NYU Professor Q&A
NYU Professor Q&A
The Futurist Perspective: Risk and AI in a Hyper Connected World Interview with Ina Wanca (Futurist), NYU Professor, and Cyber Risk & Governance in Smart Cities Expert
Given your focus on the connected world, what do you feel (not feel but think) is the greatest innovation to come out of 2018/2019?
There are many innovative ideas and prototypes which are being developed. However, the best way to approach this question is to think what problems we are trying to solve with the use of AI technologies in new ways? Since, the invention of the computer, engineers and researchers have dreamed of developing an AI system which can mimic human intelligence. Even though the word “intelligence” does not have a universal definition, it entails the ability of humans to think abstract and apply this knowledge into different domains. Today, AI systems do not have this capacity. They are good in executing specialized tasks such as planning, driving cars, translating but cannot make abstract claims to apply them beyond their field. The exciting part is that AI researchers are working towards creating a General AI system which can generalize concepts and mimic the human brain. Some great progress has been made with the development of the General Adversarial Networks which require less human supervision in training and can make machines learn more effectively. Another development is the Google BERT system that can complete the missing parts of sentences almost as well as a human.
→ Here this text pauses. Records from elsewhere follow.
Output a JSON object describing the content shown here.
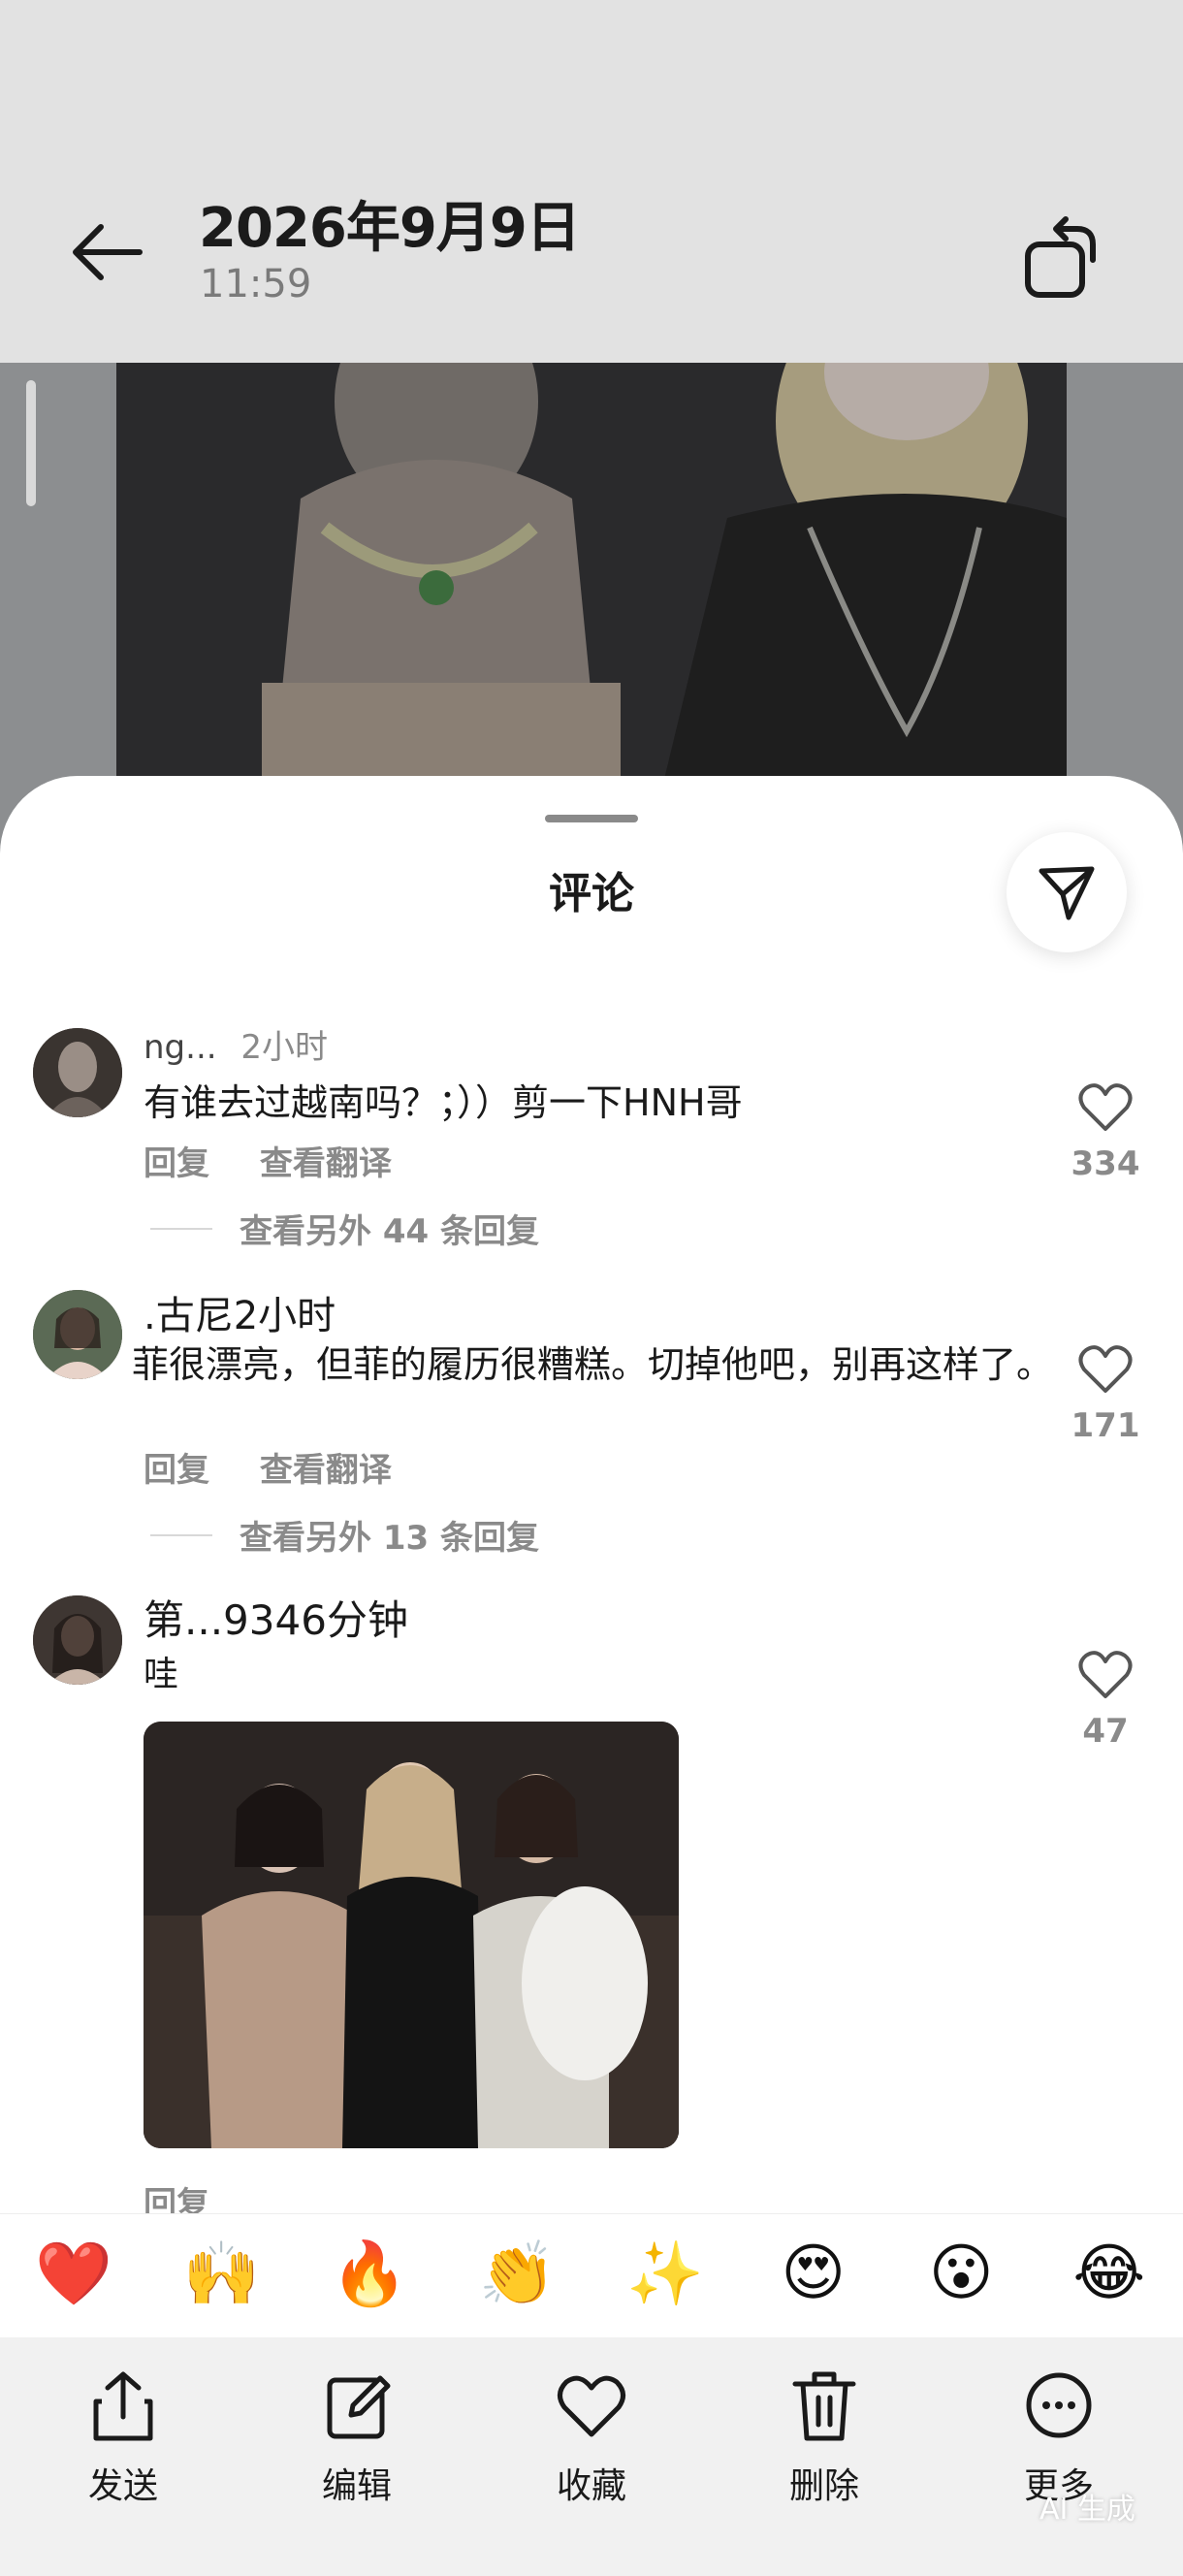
{
  "header": {
    "date": "2026年9月9日",
    "time": "11:59"
  },
  "sheet": {
    "title": "评论"
  },
  "comments": [
    {
      "author": "ng...",
      "time": "2小时",
      "text": "有谁去过越南吗？；））剪一下HNH哥",
      "reply_label": "回复",
      "translate_label": "查看翻译",
      "more_replies": "查看另外 44 条回复",
      "likes": "334"
    },
    {
      "author": ".古尼2小时",
      "text": "菲很漂亮，但菲的履历很糟糕。切掉他吧，别再这样了。",
      "reply_label": "回复",
      "translate_label": "查看翻译",
      "more_replies": "查看另外 13 条回复",
      "likes": "171"
    },
    {
      "author": "第...9346分钟",
      "text": "哇",
      "reply_label": "回复",
      "likes": "47"
    }
  ],
  "reactions": [
    "❤️",
    "🙌",
    "🔥",
    "👏",
    "✨",
    "😍",
    "😮",
    "😂"
  ],
  "toolbar": {
    "send": "发送",
    "edit": "编辑",
    "favorite": "收藏",
    "delete": "删除",
    "more": "更多"
  },
  "watermark": "AI 生成",
  "colors": {
    "heart": "#e0243a",
    "muted_text": "#8a8a8a",
    "sheet_bg": "#ffffff",
    "topbar_bg": "#e2e2e2"
  },
  "icons": [
    "back-arrow-icon",
    "rotate-icon",
    "send-icon",
    "heart-outline-icon",
    "share-icon",
    "edit-icon",
    "trash-icon",
    "more-icon"
  ]
}
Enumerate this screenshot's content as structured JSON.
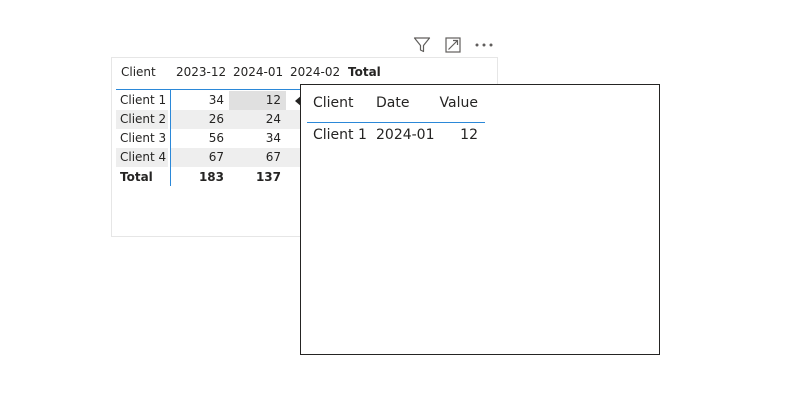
{
  "header_icons": [
    "filter-icon",
    "focus-mode-icon",
    "more-options-icon"
  ],
  "matrix": {
    "columns": [
      "Client",
      "2023-12",
      "2024-01",
      "2024-02",
      "Total"
    ],
    "rows": [
      {
        "label": "Client 1",
        "values": [
          "34",
          "12"
        ]
      },
      {
        "label": "Client 2",
        "values": [
          "26",
          "24"
        ]
      },
      {
        "label": "Client 3",
        "values": [
          "56",
          "34"
        ]
      },
      {
        "label": "Client 4",
        "values": [
          "67",
          "67"
        ]
      }
    ],
    "total": {
      "label": "Total",
      "values": [
        "183",
        "137"
      ]
    },
    "accent_color": "#2b88d8"
  },
  "tooltip": {
    "columns": [
      "Client",
      "Date",
      "Value"
    ],
    "row": [
      "Client 1",
      "2024-01",
      "12"
    ]
  }
}
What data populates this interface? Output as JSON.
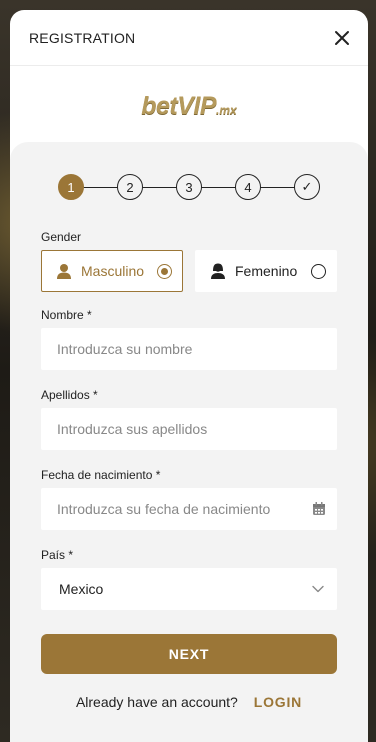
{
  "modal": {
    "title": "REGISTRATION"
  },
  "logo": {
    "text": "betVIP",
    "suffix": ".mx"
  },
  "stepper": {
    "steps": [
      "1",
      "2",
      "3",
      "4",
      "✓"
    ],
    "active_step": 1
  },
  "gender": {
    "label": "Gender",
    "options": [
      {
        "label": "Masculino",
        "selected": true
      },
      {
        "label": "Femenino",
        "selected": false
      }
    ]
  },
  "fields": {
    "nombre": {
      "label": "Nombre *",
      "placeholder": "Introduzca su nombre",
      "value": ""
    },
    "apellidos": {
      "label": "Apellidos *",
      "placeholder": "Introduzca sus apellidos",
      "value": ""
    },
    "fecha": {
      "label": "Fecha de nacimiento *",
      "placeholder": "Introduzca su fecha de nacimiento",
      "value": ""
    },
    "pais": {
      "label": "País *",
      "value": "Mexico"
    }
  },
  "actions": {
    "next_label": "NEXT",
    "login_prompt": "Already have an account?",
    "login_label": "LOGIN"
  },
  "colors": {
    "accent": "#9b7637",
    "card_bg": "#f3f3f3",
    "text": "#222222"
  },
  "icons": {
    "close": "close-icon",
    "male": "male-avatar-icon",
    "female": "female-avatar-icon",
    "calendar": "calendar-icon",
    "chevron": "chevron-down-icon"
  }
}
Where do you see the greatest opportunity for artificial intelligence?
The greatest opportunity is to create a General AI system which can help people in many ways and not just with specific tasks. But, how do we get to creating a General AI remains an open question and there are many different approaches. These approaches are based on the study of the human brain. For example, Google DeepMind uses a biology approach and the study of the visual cortex in their neural network methods to create better AI systems. But, I think Dr. Ben Goertzel and his OpenCog AGI project is on the right path of creating a truly AI system which can think like humans. Ben’s team is using an integrative approach. You cannot create a General AI with one algorithm, instead there are multi-level algorithms which can compute what the operational human-level intelligence is doing. These algorithms are inspired by the theories of evolution, logic, and neuroscience among others and help researchers create a computational version of the brain processes. Today, we have an unfair advantage because data is everywhere, and computers are faster than years ago. So, the opportunity of creating a General AI is now.
How do you see these technological advances interacting/ impacting the financial industry?
Today, financial companies are investing heavily in AI solutions because they deal with a lot of data. On one hand, companies use matured AI solutions to automate certain predictable and simple activities related to administrative, compliance or data management tasks. On the other hand, companies are also experimenting with new AI techniques such as deep learning to gain insights of their data and create personalized solutions for their customers. For example, with the advances of natural language progressing, banks are investing in developing chatbots which can understand clients’ needs in regard to investment and can advise clients about loan rates, savings and even fully resolve clients queries without the intervention of a human rep.
How do you envisage (envision) the future of AI and ML?
ML is a subset of AI and it entails the ability of machines to learn like humans. But these are buzzwords and have been used in many different ways to describe a specialized type of AI algorithms such as deep neural nets. Majority of what we see today in regard to AI refers to supervised learning of computer systems - meaning the AI system is trained on a particular set of data.
I believe we will see a progress made in developing AI systems which can learn from each other and will be proliferated through blockchain technologies. I also envision AI to be used for voice and face payments over mobile devices. I believe there a few financial companies which are also investing through their R&D in developing facial recognition and bio-identification for check out payments. However, the AI is a broad term and MLor deep neural nets are only one tiny part of the AI field, which are good in one particular thing such as pattern, speech or image recognition. The AI literature is pretty long and deep and there are logic systems, evolutionary systems and other interesting AI methods that aid value. Each of these systems solve one particular area of what the human brain can do. So, we need them to network together and focus not only on ML or deep learning or reinforcement learning, but on all of them.
And how this can be applied to operational risk and financial risk?
The biggest opportunity is to use AI for fraud detection and improve risk rejected payments. Currently rejected payments cause more losses than actually a real fraud. AI can be used to understand more accurately clients’ behavior by gaining insights from clients' data streaming from multiple resources, including social media. The more personalized the AI solutions become, the more accurately they can identify if a customer is susceptible to make the payments in question. I believe in the future; banks will also create a central storage payment instruments tied to a particular client with ability to use AI to personalize the offers based on real-data about the customer. For example, if a customer is on the phone looking to buy a vehicle, an AI chat bot can immediately be able to advise the client on the rate of the loan and approve the client for a line of credit. Improving payment efficiency and time to access the funds will be a priority for the banks and AI can aid a value in these matters.